Die evangelische Gemeinde ist zweifelsohne wichtig, für Deutsche und für Libanesen. Doch die finanzielle Unterstützung durch die Landeskirchen in Deutschland ist in den letzten Jahren immer mehr zurückgegangen. Bereits vor dem Amtsantritt der Weltziens hatte die Gemeindeversammlung in Beirut beschlossen, durch den Ausbau des Gemeindehauses Privatwohnungen zu bauen und gewinnbringend zu vermieten – aus den Mieteinnahmen soll sich dann zukünftig die Gemeinde selbst finanzieren.

Uwe Weltzien war maßgeblich an der Durchführung der Bauphase beteiligt und kümmerte sich um die Vermietung der Wohnungen. "Das ging ganz schnell – inzwischen haben wir 20 Leute auf der Warteliste," erläutert die Pfarrerin.

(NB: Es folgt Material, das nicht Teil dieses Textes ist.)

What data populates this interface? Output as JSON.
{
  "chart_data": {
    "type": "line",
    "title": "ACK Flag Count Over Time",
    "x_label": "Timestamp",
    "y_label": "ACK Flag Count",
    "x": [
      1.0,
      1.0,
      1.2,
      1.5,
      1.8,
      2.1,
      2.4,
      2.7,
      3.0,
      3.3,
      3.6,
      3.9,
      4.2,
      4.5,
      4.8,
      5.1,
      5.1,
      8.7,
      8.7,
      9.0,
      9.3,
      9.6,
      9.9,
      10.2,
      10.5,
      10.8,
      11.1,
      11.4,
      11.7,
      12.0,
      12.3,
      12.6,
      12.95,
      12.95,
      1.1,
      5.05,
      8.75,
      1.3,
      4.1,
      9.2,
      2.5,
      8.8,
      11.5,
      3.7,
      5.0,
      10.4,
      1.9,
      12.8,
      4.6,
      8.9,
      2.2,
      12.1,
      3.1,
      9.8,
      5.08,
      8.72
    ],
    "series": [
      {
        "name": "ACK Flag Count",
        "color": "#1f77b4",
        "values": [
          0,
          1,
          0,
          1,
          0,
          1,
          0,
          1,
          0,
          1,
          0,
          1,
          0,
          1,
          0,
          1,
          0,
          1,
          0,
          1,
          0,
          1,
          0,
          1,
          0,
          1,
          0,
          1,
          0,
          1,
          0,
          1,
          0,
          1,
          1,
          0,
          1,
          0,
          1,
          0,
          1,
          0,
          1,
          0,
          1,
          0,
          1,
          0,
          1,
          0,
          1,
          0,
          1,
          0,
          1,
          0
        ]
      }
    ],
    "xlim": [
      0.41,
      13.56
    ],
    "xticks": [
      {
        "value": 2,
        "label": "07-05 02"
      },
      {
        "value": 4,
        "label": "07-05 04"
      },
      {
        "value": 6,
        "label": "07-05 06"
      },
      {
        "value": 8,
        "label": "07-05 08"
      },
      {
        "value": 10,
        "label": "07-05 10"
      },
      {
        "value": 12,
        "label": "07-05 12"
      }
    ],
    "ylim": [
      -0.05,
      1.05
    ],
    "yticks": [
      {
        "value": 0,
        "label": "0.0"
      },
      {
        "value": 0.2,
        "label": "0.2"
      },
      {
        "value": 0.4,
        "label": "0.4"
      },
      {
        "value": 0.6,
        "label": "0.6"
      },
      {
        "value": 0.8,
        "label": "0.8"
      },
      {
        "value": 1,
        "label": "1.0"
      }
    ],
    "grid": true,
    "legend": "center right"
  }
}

Doch die Kredite müssen noch zurückgezahlt werden, bevor das Geld endlich in die Gemeindearbeit fließen kann.

"Bis dahin müssen wir noch um Spendengelder kämpfen," erzählt Weltzien – auch das gehört zu den vielfältigen Aufgaben einer Auslandspfarrerin. Aber wenn der Stress wieder einmal zu groß zu werden droht, geht sie einfach an die Corniche, blickt auf das Meer oder hinüber zu den Bergen, und der Libanon ist wieder so, wie sie ihn liebt – einfach schön.